JFL

March 20, 2020

Update: Stay Focused on the Long-Term

Over the almost 65 years of Jarislowsky Fraser’s history there have been many market corrections and extended bear markets. Each one seems different when it happens because the causes are never the same, the speed of the market reaction varies, and the time to recover is almost impossible for anyone to predict. In that sense, the market correction caused by the combined impact of the COVID-19 pandemic and the oil shock is similar. The speed and magnitude of the market’s fall is certainly unprecedented – it usually takes much longer for markets to fall this deeply – but the result is the same: an erosion of asset value, heightened fear, and above all, a feeling of uncertainty as to what the future holds. Markets loathe uncertainty, and they react quickly with a “shoot first, ask later” attitude, but they invariably bounce back.

Governments and central banks are going to extraordinary lengths to prop up their economies and markets. Borders are closing and many economies are now essentially on lockdown. The U.S. Federal Reserve and the Bank of Canada have cut rates outside of regularly scheduled meetings in order to provide liquidity. Many countries have promised billions of dollars to mitigate the negative impact on businesses and citizens. However, even these substantial measures were not enough for investors who are looking for a stronger fiscal policy response, which they feel will be more impactful on growth. Having sunk to all-time lows on March 17, the 10-year U.S. Treasury yield shot up the next day as traders worried that things may be worse than they appear and that there may be excess bond supply.

During this volatile period, our investment team remains focused on the long-term fundamentals, seeking opportunities to garner longer-term excess returns for our portfolios and reinforcing their defensive characteristics. What we are seeing now is investors are selling their most liquid assets, and, as a result, market valuations are massively disconnected from the fundamentals. For patient, long-term investors such as our firm, this provides the opportunity to buy great assets at steep discounts. Throughout the crisis so far, our analysts have been performing stress tests and using our deep access to management teams to assess the capacity of each and every one of our holdings to ride out the downturn and, where relevant, to maintain their dividends. In general, the vast majority of our names have low leverage and low payout ratios, and we are confident that they have solid balance sheets that can withstand the impact of an extended downturn.

We believe that difficult times call for thoughtful consideration rather than short-term thinking. History shows that the global economy and stock markets will tend to swing too far in both directions, and therefore we expect that when there are signs that the outbreak is under control, markets will respond with enthusiasm. For instance, if we look at the returns of the S&P/TSX Composite Index between 1960 and 2017, there was only a single rolling five-year period where the return of the composite was negative.  As such, remaining disciplined and invested through a well-thought-out long-term strategy is key to achieving portfolio growth over the long run.
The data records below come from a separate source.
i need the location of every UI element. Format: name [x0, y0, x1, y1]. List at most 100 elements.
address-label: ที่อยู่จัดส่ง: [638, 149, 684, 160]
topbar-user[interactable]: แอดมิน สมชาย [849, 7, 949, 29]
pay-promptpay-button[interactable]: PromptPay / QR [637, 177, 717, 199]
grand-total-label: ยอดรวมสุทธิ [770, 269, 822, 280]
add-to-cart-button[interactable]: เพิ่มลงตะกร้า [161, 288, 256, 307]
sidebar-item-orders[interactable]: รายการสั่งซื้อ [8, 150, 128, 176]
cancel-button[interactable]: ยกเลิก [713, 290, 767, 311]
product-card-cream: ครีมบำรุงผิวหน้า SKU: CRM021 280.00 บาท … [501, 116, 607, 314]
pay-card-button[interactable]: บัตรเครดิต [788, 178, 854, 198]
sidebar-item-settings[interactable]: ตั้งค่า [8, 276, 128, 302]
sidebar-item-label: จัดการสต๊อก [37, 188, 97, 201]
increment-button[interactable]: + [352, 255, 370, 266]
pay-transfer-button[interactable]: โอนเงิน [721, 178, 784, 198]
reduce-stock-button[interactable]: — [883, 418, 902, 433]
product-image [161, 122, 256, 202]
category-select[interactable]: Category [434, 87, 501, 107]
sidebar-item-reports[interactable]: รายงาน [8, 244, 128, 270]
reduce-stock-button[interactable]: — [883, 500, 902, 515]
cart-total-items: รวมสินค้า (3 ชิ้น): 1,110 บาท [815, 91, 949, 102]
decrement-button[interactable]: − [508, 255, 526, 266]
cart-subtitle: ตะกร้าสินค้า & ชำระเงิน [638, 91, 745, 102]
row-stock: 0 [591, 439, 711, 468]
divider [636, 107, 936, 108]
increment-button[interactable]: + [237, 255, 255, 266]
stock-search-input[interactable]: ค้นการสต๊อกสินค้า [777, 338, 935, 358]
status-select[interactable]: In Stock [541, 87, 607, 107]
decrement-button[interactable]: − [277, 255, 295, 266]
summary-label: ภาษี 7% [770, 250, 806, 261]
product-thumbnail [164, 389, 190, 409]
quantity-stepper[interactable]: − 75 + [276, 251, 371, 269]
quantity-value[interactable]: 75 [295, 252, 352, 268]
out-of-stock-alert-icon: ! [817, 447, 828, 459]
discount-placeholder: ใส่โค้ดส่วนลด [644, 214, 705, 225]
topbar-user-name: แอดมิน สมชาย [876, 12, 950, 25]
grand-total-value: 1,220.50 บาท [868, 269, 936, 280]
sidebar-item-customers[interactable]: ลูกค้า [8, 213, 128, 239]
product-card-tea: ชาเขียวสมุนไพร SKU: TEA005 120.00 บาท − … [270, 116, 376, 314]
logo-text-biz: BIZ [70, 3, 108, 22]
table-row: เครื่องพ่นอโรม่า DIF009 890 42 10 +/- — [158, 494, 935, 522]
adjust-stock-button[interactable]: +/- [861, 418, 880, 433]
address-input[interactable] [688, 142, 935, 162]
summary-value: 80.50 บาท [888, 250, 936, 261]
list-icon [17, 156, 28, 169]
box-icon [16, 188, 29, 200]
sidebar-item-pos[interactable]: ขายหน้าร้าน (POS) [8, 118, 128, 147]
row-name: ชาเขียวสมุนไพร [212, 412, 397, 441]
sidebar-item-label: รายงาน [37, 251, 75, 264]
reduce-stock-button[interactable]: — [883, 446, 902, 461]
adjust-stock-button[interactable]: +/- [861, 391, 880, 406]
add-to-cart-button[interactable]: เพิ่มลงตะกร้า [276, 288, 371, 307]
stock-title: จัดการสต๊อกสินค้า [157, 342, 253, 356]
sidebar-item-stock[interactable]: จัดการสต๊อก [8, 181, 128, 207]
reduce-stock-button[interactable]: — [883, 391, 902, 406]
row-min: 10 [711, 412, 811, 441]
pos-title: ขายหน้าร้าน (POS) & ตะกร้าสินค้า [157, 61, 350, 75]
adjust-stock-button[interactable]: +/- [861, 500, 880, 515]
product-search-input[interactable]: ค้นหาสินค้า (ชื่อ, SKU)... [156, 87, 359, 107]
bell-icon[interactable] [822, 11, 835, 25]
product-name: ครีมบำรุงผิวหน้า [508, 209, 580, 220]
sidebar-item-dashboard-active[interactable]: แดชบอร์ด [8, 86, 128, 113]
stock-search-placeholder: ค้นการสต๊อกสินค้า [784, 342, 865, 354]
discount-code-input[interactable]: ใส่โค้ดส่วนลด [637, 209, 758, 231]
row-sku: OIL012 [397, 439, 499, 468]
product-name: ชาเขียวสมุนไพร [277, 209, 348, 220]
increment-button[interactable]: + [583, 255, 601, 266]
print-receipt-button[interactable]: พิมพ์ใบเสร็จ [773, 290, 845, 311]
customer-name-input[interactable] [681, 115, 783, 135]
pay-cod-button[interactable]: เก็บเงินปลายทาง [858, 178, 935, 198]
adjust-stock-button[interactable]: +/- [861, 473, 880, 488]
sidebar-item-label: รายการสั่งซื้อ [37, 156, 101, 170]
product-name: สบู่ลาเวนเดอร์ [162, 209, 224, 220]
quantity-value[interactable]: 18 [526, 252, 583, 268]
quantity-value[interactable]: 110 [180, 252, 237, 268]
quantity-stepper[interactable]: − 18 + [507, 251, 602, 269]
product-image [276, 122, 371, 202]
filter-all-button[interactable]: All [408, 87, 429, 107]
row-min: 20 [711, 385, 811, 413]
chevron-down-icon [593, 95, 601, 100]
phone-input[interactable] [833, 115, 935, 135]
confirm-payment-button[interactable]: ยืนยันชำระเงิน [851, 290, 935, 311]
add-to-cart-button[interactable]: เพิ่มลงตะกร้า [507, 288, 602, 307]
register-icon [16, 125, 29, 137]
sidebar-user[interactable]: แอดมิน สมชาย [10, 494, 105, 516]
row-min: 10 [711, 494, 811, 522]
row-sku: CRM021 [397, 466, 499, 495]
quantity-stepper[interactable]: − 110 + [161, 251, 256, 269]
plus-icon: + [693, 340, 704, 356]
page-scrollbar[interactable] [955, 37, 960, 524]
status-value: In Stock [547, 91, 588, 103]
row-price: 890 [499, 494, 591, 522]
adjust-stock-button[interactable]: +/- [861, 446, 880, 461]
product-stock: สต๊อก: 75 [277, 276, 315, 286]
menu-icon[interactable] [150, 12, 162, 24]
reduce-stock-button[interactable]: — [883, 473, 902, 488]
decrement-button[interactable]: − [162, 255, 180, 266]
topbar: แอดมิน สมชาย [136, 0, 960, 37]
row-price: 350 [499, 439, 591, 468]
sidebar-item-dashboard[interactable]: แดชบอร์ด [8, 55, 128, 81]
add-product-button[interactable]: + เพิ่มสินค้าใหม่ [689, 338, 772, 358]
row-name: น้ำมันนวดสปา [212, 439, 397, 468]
Finally, we would encourage everyone to spare a thought for people whose health and livelihoods are being put directly at risk by this crisis. Anyone in the travel, restaurant, oil & gas and many other businesses is hurting. And of course, thank you to our front-line health care workers for their tireless dedication.

We value your trust, and will continue to provide our perspectives and thoughts on the evolving markets during this unprecedented crisis.

 

 

¹ Source: Morningstar - Based on 5-year annualized returns of the S&P/TSX Composite Total Return Index from December 31, 1960 to 2017.